< This story has been amended; see final paragraph
Charities should consider becoming more reliant on funding from the public in order to make them more accountable to "the many", according to the head of an inquiry into the future of the sector.
Julia Unwin, chair of Civil Society Futures, a two-year inquiry into the future of civil society funded by the Baring Foundation, has written in The Times newspaper before giving a speech at the National Council for Voluntary Organisations’ annual conference in London this morning.
In the column, Unwin, the former chief executive of the research and policy charity the Joseph Rowntree Foundation, says trust in charities has collapsed over the past year.
"Trust has to be earned and re-earned," she writes. "Civil society has always had to reinvent itself as times change."

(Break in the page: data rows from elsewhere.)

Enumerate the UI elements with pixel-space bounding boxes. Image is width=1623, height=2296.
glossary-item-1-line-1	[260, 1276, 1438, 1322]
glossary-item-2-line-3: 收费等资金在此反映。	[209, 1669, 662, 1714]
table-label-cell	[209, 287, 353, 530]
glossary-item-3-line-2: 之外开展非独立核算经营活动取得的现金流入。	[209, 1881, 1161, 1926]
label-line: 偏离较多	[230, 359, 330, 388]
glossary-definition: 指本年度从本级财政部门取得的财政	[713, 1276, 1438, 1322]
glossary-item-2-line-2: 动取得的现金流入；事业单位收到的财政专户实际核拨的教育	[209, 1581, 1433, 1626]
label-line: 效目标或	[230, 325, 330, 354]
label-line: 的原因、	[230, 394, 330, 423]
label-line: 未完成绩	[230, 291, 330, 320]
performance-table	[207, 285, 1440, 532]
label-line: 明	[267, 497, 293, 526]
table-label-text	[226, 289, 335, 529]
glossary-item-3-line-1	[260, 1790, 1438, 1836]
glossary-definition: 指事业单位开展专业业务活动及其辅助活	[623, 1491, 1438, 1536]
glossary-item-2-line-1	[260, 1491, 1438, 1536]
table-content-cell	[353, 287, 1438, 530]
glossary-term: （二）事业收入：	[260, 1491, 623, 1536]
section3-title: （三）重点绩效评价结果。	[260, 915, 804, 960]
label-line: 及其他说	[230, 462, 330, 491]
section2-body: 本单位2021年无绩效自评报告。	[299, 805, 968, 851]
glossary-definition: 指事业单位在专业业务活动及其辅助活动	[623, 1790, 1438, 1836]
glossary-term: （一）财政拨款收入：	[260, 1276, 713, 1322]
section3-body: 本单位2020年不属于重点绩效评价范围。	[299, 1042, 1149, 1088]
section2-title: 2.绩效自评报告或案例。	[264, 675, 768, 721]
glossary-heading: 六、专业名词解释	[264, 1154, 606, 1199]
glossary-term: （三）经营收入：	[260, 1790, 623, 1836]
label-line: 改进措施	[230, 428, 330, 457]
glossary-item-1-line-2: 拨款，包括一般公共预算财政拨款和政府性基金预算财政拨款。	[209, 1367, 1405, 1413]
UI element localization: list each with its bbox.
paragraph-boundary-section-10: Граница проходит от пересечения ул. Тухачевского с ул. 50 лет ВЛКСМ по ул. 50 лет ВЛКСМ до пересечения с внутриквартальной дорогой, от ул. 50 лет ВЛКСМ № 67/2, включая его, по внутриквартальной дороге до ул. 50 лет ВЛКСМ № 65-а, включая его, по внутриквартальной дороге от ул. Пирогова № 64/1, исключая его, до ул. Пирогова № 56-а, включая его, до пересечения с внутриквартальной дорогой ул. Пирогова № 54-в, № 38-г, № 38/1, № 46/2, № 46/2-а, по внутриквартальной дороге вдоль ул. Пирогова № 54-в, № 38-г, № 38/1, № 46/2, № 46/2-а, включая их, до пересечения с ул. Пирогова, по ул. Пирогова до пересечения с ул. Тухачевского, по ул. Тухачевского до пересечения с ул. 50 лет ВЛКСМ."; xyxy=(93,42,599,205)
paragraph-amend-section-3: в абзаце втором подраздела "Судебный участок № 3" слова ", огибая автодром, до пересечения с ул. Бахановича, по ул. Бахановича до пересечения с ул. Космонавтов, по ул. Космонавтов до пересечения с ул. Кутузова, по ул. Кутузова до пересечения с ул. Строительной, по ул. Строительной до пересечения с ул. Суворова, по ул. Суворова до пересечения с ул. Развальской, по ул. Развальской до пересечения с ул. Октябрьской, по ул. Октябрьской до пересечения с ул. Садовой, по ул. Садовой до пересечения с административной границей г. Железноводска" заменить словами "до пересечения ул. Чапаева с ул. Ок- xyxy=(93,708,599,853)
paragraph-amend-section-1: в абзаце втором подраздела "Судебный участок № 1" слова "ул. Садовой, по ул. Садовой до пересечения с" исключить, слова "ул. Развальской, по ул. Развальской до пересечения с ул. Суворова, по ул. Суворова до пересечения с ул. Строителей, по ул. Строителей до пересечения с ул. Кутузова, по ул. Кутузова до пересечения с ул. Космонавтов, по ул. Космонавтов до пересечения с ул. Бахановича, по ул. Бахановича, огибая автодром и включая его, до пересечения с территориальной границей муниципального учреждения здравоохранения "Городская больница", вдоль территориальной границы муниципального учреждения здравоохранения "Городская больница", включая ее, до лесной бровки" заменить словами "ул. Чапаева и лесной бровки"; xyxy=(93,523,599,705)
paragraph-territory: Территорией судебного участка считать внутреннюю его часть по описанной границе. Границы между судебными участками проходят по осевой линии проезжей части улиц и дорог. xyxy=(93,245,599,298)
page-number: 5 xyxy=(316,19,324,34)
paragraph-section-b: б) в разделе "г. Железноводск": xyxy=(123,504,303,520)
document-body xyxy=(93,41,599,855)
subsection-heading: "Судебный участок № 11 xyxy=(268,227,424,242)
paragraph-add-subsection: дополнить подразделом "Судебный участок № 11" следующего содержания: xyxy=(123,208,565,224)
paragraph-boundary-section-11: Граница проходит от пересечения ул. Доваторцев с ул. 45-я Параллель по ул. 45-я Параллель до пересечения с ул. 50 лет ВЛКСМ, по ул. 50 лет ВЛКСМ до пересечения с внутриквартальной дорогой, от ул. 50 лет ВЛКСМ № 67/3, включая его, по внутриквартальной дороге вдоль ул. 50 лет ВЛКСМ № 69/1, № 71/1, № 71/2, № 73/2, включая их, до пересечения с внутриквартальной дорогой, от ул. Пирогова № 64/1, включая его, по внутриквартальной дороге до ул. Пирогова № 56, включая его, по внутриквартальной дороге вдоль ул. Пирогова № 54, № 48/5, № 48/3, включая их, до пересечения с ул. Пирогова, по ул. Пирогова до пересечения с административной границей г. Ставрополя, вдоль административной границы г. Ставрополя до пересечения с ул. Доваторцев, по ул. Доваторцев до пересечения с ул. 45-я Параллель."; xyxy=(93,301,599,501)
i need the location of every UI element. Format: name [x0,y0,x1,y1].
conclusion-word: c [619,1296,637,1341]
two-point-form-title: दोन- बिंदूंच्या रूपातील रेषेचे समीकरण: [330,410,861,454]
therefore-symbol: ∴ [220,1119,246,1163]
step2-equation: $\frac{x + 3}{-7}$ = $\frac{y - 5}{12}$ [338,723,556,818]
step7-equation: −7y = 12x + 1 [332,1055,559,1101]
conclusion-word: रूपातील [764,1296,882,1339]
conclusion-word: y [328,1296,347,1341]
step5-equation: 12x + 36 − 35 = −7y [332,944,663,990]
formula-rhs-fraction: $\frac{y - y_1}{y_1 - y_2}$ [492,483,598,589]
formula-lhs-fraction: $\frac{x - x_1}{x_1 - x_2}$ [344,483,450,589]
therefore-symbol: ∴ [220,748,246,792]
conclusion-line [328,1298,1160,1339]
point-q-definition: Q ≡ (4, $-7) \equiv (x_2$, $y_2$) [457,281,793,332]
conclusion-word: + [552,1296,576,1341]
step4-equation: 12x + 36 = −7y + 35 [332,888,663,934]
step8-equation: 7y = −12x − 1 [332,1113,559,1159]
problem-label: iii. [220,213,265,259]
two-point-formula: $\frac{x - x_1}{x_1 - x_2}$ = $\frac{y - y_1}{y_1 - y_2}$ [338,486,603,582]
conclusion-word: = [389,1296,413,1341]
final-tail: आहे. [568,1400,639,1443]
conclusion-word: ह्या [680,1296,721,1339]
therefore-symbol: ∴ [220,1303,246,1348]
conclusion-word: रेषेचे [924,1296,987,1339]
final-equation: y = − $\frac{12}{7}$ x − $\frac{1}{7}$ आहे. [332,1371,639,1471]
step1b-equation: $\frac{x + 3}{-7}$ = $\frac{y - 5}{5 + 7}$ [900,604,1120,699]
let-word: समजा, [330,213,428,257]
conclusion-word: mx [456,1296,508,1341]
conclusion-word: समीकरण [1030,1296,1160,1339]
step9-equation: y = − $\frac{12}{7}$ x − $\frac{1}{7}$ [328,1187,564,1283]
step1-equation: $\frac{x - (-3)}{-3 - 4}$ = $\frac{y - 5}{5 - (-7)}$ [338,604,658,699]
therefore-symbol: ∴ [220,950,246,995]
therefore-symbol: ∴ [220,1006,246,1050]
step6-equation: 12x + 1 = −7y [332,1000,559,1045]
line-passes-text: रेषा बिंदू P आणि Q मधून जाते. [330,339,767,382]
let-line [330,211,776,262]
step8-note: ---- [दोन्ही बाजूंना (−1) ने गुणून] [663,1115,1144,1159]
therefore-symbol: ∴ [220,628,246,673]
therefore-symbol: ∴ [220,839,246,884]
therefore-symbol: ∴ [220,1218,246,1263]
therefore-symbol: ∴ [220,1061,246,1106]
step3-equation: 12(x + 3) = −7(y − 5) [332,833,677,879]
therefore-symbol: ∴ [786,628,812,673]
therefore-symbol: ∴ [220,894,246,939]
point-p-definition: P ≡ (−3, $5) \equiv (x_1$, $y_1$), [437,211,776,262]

She cites recent "scandals" in the sector, such as the collapse of Kids Company and the fundraising practices highlighted by the Olive Cooke case.
Unwin says: "For civil society to rebuild public trust, we must embrace the greater levels of accountability expected by the modern world.
"That means thinking carefully about how our members and those who benefit from the services we provide can take more ownership of our organisations.
"It means considering how to use methods such as crowdfunding to make us more reliant on the many, and less reliant on the grant-makers and the state."
Civil Society Futures has been launched officially today and opened an online hub inviting people in the sector to get involved in the project.
It has posted a short questionnaire on its website asking people what their expectations are for the voluntary sector over the next 10 years, including their biggest hopes and fears for the sector.
< This story originally said that charities should become more reliant on public funds, but this has been changed to say funding from the public.